Essential for all of practitioners leading Business Process Management is to maintain the right balance between capability and credibility. BPM leaders must demonstrate, not only that they have the knowledge and tools to deliver effective change, but that they also merit the trust of the organisations they seek to change
A common emphasis in organizations is on the development of BPM capability. This can be seen to have two related streams of activity: training and practice. There is a great deal of BPM training available. This includes courses both on general process topics as well as specific http://www.leonardo.com.au/bpm-software-trainingBPM tool training.
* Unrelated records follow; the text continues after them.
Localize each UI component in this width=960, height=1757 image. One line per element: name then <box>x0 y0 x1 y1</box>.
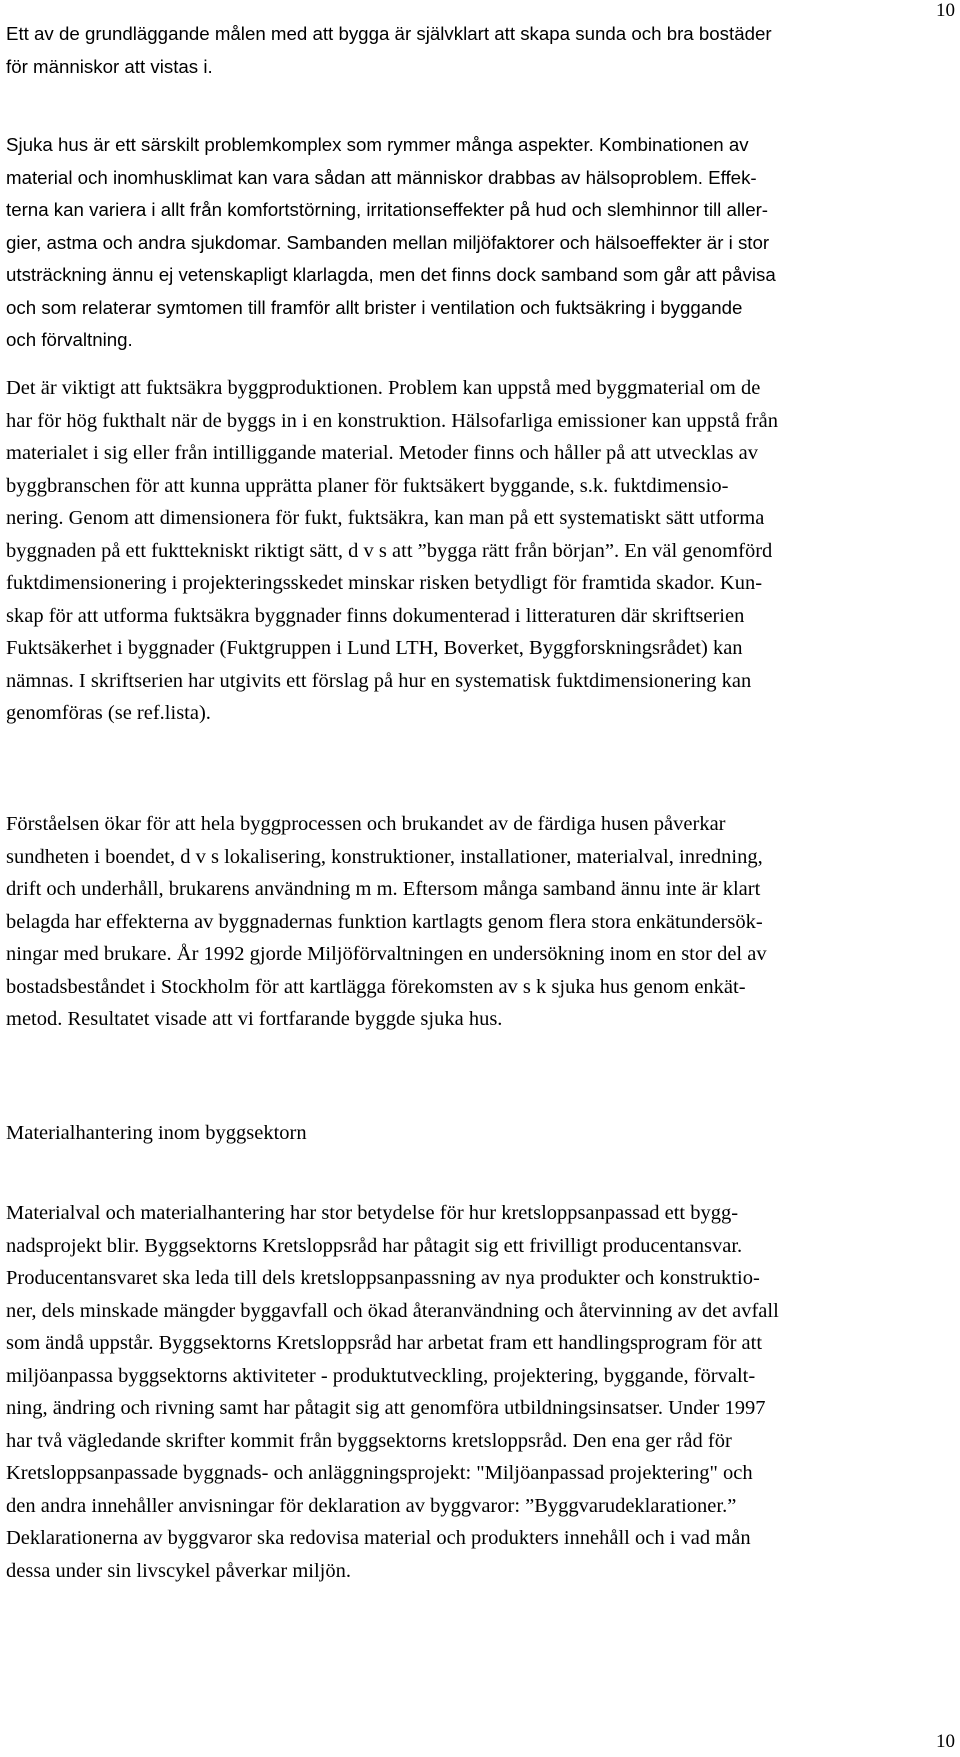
text-line: Producentansvaret ska leda till dels kretsloppsanpassning av nya produkter och konstruktio- <box>6 1267 760 1289</box>
text-line: har för hög fukthalt när de byggs in i en konstruktion. Hälsofarliga emissioner kan uppstå från <box>6 409 778 432</box>
text-line: Materialval och materialhantering har stor betydelse för hur kretsloppsanpassad ett bygg- <box>6 1202 739 1224</box>
text-line: materialet i sig eller från intilliggande material. Metoder finns och håller på att utvecklas av <box>6 442 758 464</box>
text-line: sundheten i boendet, d v s lokalisering, konstruktioner, installationer, materialval, inredning, <box>6 845 763 868</box>
text-line: miljöanpassa byggsektorns aktiviteter - produktutveckling, projektering, byggande, förvalt- <box>6 1364 756 1387</box>
paragraph-fuktsakra <box>6 372 946 730</box>
paragraph-intro <box>6 18 946 83</box>
text-line: byggnaden på ett fukttekniskt riktigt sätt, d v s att ”bygga rätt från början”. En väl genomförd <box>6 539 773 562</box>
text-line: och förvaltning. <box>6 329 133 350</box>
text-line: belagda har effekterna av byggnadernas funktion kartlagts genom flera stora enkätundersök- <box>6 910 763 933</box>
text-line: metod. Resultatet visade att vi fortfarande byggde sjuka hus. <box>6 1008 503 1030</box>
text-line: den andra innehåller anvisningar för deklaration av byggvaror: ”Byggvarudeklarationer.” <box>6 1494 737 1517</box>
text-line: nämnas. I skriftserien har utgivits ett förslag på hur en systematisk fuktdimensionering kan <box>6 669 752 692</box>
text-line: och som relaterar symtomen till framför allt brister i ventilation och fuktsäkring i byggande <box>6 296 743 318</box>
text-line: genomföras (se ref.lista). <box>6 702 211 724</box>
page-number-top: 10 <box>936 0 955 21</box>
text-line: gier, astma och andra sjukdomar. Sambanden mellan miljöfaktorer och hälsoeffekter är i stor <box>6 231 770 253</box>
text-line: material och inomhusklimat kan vara sådan att människor drabbas av hälsoproblem. Effek- <box>6 166 757 188</box>
text-line: nadsprojekt blir. Byggsektorns Kretsloppsråd har påtagit sig ett frivilligt producentansvar. <box>6 1234 743 1257</box>
text-line: för människor att vistas i. <box>6 55 213 77</box>
text-line: dessa under sin livscykel påverkar miljön. <box>6 1559 351 1582</box>
text-line: nering. Genom att dimensionera för fukt, fuktsäkra, kan man på ett systematiskt sätt utforma <box>6 507 765 529</box>
paragraph-sjuka-hus <box>6 129 946 357</box>
text-line: Sjuka hus är ett särskilt problemkomplex som rymmer många aspekter. Kombinationen av <box>6 134 749 155</box>
text-line: Materialhantering inom byggsektorn <box>6 1122 307 1144</box>
text-line: ner, dels minskade mängder byggavfall och ökad återanvändning och återvinning av det avfall <box>6 1299 779 1322</box>
page-number-bottom: 10 <box>936 1731 955 1752</box>
text-line: Förståelsen ökar för att hela byggprocessen och brukandet av de färdiga husen påverkar <box>6 813 726 835</box>
paragraph-forstaelsen <box>6 808 946 1036</box>
text-line: byggbranschen för att kunna upprätta planer för fuktsäkert byggande, s.k. fuktdimensio- <box>6 474 729 497</box>
text-line: fuktdimensionering i projekteringsskedet minskar risken betydligt för framtida skador. Kun- <box>6 572 763 594</box>
text-line: ning, ändring och rivning samt har påtagit sig att genomföra utbildningsinsatser. Under 1997 <box>6 1397 766 1419</box>
text-line: ningar med brukare. År 1992 gjorde Miljöförvaltningen en undersökning inom en stor del av <box>6 943 767 965</box>
text-line: bostadsbeståndet i Stockholm för att kartlägga förekomsten av s k sjuka hus genom enkät- <box>6 975 746 998</box>
text-line: skap för att utforma fuktsäkra byggnader finns dokumenterad i litteraturen där skriftserien <box>6 604 745 627</box>
text-line: Ett av de grundläggande målen med att bygga är självklart att skapa sunda och bra bostäder <box>6 23 772 44</box>
text-line: drift och underhåll, brukarens användning m m. Eftersom många samband ännu inte är klart <box>6 878 761 900</box>
text-line: Deklarationerna av byggvaror ska redovisa material och produkters innehåll och i vad mån <box>6 1527 751 1549</box>
text-line: som ändå uppstår. Byggsektorns Kretsloppsråd har arbetat fram ett handlingsprogram för att <box>6 1332 763 1354</box>
text-line: Det är viktigt att fuktsäkra byggproduktionen. Problem kan uppstå med byggmaterial om de <box>6 377 761 399</box>
text-line: Kretsloppsanpassade byggnads- och anläggningsprojekt: "Miljöanpassad projektering" och <box>6 1462 753 1484</box>
text-line: terna kan variera i allt från komfortstörning, irritationseffekter på hud och slemhinnor till aller- <box>6 199 769 220</box>
paragraph-materialval <box>6 1197 946 1587</box>
text-line: har två vägledande skrifter kommit från byggsektorns kretsloppsråd. Den ena ger råd för <box>6 1429 732 1452</box>
section-heading <box>6 1117 946 1150</box>
text-line: utsträckning ännu ej vetenskapligt klarlagda, men det finns dock samband som går att påvisa <box>6 264 776 285</box>
text-line: Fuktsäkerhet i byggnader (Fuktgruppen i Lund LTH, Boverket, Byggforskningsrådet) kan <box>6 637 743 659</box>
Personal reading and research, membership of “roundtable” or special interest groups and conference attendance are other examples of capability development via the ‘training’ stream.
The second stream for capability development is just as important. Genuine capability comes from practice and experience.
Practice usually comes in the form of project work – analysing, modelling, improving, explaining and implementing process improvement strategies. Another very important capability enhancement practice involves development and delivery of presentations on BPM topics and discussion of process issues with colleagues and peers.
Increasing credibility is a different, and often more difficult, task. Building credibility within an organisation is an internal marketing process. The objective is to have the idea of Business Process Management take route in the organisational culture.
There is no better marketing strategy than to continually report and promote successful projects. Success breeds success. Project selection therefore becomes critical. The “ideal” projects are those that have a reasonable chance of delivering noticeable outcomes. A balance needs to be struck between risk and relevance. Particularly in the early stages, a failed BPM project can sound the death knell for process work. It is equally true that successfully delivering a result that is inconsequential does not promote, and can even damage, credibility.
Senior executive support is needed if a process-aware culture is to develop. The ‘executive floor’, where the credibility needs to be highest, must be a key target of internal marketing.
Other activities can add to the development of credibility: briefings, newsletters, internal BPM forums, invited speakers from external organisations, support for formal study programs, explaining and celebrating successes. It’s about communication - communicating the core messages of BPM, relating them to the particular enterprise and telling the success stories.
Developing credibility is not about spin doctoring. The credibility must be genuine and not just a perception built via slick marketing. Undeserved credibility will not last long but it might just last long enough to do damage to the organisation and to the ‘process idea’.
Achieving high credibility is not the end of the story. Credibility needs to be sustained. After ‘easy wins’ it may get harder to sustain the attention of the organisation and its senior decision makers. It is also possible for ‘quick wins’ to create unreasonable expectations for following projects. If credibility (and capability) are sustained long enough, process awareness becomes second nature and part of the culture.
An interesting characteristic of high levels of BPM maturity is that process-based management is so ubiquitous as to tend towards invisibility in the sense that there is less conscious awareness of “doing BPM”
Practical and pragmatic plans can be developed and implemented to nurture both capability and credibility. Organisations seeking to achieve effective process-based management should actively manage both vectors.
Making an organisation change-able. Making radical change unremarkable. Allowing change to happen more often, not less. These are hallmarks of contemporary management best practice. Effective BPM requires a continuous balance of Capability and Credibility.